Thomas Prince Sr. may have worried that the Great Awakening was fading when he and his son started the first evangelical magazine in 1743. But he wanted to publish a journal that would document the revival that had been spreading through the American colonies. Future generations could turn to the Christian History magazine and remember God's faithfulness. He also hoped the periodical would keep the awakened community from fracturing, encourage recent converts, and perhaps even prompt a few new ones. Whether or not the Boston pastor succeeded in all his aims, we are indebted this progenitor of evangelical publishing, who inspired generations of journalist/historians to support the church by documenting the gospel's progress.

"Where there had been no specifically evangelical periodical publication in the first forty years of the [eighteenth] century," Susan [Durden] O'Brien observes, "by the last forty years such literature had become a normal means of communication and propagation for several denominations."

Writing in the first issue, published on March 5, 1743, editor Thomas Prince Jr. told readers what they could expect. New England ministers would submit authentic, trustworthy accounts of the contemporary revival. He planned to publish extracts from the "most remarkable" revival stories in history. He solicited revival narratives from ministers in England and Scotland. And he excerpted letters between pastors from various locales, anywhere from Scotland to Georgia. This correspondence provided readers with the most reliable, recent news from the awakening's front lines.

The first seven issues of the weekly magazine shared news from the contemporary Kilsyth revival in Scotland. "As cold water to a thirsty soul, so is good news from a far country: So Solomon observed in his day; and so we find it in ours," Prince wrote in his editor's preface. Indeed, revival leaders thrived on exchanging mutually encouraging reports across the Atlantic. They also exchanged strategies for defending the awakening. Like his allies in America, Scottish minister James Robe attacked the revival's critics head-on. It's not clear how many critics read this pro-revival magazine, but Robe gave them something to chew on. Critics regarded the crowds as deluded by the Devil, so Robe asked how ministers should respond. The crowds were approaching ministers confessing their immoral behavior and asking, "What must I do to be saved?" Should they turn the crowds away, telling them the Devil makes them see their sin as offensive to God? Or should they explain that Satan leads them to inquire about the state of their souls and seek relief from Christ? Of course, such a response would be cruel and ridiculous, Robe implied.

Prince ceased publication in 1745. But the legacy of the Christian History endures in name and also in the spirit of bringing evangelicals together to testify about what the Lord has done.

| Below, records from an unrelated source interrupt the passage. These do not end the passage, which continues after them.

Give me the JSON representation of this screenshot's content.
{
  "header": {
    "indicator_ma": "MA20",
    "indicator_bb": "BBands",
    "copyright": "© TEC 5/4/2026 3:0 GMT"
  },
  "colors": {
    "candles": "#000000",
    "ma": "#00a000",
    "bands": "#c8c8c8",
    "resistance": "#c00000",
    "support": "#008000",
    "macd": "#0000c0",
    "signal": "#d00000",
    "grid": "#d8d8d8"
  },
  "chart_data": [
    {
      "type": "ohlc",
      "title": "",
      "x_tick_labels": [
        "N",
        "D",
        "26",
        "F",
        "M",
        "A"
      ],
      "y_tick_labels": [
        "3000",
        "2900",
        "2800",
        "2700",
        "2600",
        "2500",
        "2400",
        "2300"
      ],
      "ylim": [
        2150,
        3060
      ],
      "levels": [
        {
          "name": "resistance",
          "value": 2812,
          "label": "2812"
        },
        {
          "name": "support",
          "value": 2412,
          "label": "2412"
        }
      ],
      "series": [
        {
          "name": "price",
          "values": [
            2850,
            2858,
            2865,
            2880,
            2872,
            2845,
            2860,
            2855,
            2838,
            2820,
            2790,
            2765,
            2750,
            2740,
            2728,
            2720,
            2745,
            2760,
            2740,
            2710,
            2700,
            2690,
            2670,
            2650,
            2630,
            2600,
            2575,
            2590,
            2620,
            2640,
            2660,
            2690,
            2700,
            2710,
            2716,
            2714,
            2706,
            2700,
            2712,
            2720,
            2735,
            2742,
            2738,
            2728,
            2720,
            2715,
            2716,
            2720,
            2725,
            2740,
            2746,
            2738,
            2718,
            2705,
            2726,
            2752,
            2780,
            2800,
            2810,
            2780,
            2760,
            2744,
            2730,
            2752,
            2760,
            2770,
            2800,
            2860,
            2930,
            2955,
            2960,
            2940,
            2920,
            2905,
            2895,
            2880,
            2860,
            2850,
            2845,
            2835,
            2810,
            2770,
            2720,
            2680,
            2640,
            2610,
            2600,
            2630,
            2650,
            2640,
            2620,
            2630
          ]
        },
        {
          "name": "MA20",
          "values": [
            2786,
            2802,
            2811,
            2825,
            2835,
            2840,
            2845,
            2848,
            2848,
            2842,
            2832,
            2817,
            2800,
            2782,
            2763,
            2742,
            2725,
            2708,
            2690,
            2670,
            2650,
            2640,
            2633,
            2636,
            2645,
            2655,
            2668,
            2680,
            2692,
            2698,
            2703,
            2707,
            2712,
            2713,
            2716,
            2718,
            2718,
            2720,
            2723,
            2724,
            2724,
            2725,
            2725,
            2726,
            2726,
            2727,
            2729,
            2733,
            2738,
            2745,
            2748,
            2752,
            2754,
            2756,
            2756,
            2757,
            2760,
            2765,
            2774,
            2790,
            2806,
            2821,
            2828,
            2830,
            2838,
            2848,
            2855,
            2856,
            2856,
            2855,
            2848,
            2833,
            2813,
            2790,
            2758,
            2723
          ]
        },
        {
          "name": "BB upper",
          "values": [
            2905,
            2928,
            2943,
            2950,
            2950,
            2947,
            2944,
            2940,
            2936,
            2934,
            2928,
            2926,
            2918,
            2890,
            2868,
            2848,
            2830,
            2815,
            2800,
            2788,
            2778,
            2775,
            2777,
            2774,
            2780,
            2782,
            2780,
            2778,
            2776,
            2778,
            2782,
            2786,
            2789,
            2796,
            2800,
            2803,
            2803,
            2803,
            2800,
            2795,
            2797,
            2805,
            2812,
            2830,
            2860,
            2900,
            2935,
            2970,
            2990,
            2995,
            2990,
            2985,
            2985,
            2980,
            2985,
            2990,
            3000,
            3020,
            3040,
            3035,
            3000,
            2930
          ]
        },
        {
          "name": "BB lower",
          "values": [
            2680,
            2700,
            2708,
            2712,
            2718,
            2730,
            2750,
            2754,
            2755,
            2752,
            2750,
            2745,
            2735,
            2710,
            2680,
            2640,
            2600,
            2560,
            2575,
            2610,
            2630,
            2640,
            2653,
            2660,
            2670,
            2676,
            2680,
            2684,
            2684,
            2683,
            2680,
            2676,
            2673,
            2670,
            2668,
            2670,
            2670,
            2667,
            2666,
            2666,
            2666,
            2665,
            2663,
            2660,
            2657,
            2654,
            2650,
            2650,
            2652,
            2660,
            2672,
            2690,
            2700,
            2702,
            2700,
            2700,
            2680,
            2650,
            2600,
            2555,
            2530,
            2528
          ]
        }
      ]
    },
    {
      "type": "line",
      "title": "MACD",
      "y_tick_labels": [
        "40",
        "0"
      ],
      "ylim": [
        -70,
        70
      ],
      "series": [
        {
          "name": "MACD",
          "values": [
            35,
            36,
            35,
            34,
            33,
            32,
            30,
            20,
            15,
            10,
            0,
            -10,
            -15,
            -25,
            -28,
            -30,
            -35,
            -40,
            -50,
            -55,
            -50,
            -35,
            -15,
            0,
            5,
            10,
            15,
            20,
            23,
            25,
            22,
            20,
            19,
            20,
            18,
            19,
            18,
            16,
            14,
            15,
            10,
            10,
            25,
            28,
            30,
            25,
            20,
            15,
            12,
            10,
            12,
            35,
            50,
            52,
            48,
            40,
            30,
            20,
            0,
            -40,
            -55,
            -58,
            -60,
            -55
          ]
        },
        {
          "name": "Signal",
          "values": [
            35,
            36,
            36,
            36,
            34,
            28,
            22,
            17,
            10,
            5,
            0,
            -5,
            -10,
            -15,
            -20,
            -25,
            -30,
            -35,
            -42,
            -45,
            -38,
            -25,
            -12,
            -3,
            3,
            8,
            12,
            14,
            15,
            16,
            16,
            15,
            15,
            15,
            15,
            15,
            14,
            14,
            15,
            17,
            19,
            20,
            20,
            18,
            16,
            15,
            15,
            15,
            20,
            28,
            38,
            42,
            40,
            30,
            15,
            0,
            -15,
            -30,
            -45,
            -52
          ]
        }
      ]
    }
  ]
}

"Journals like Prince's brought international evangelicalism to an important new stage," Mark Noll writes in The Rise of Evangelicalism. "Revivalistic Calvinism was becoming a public matter, and in so doing was beginning to blur its boundaries with others in the English-speaking world who were uncertain about Calvinism abut nonetheless dedicated to revival. Evangelical self-consciousness increased measurably as articles from magazines were circulated, read publicly and reprinted in other papers."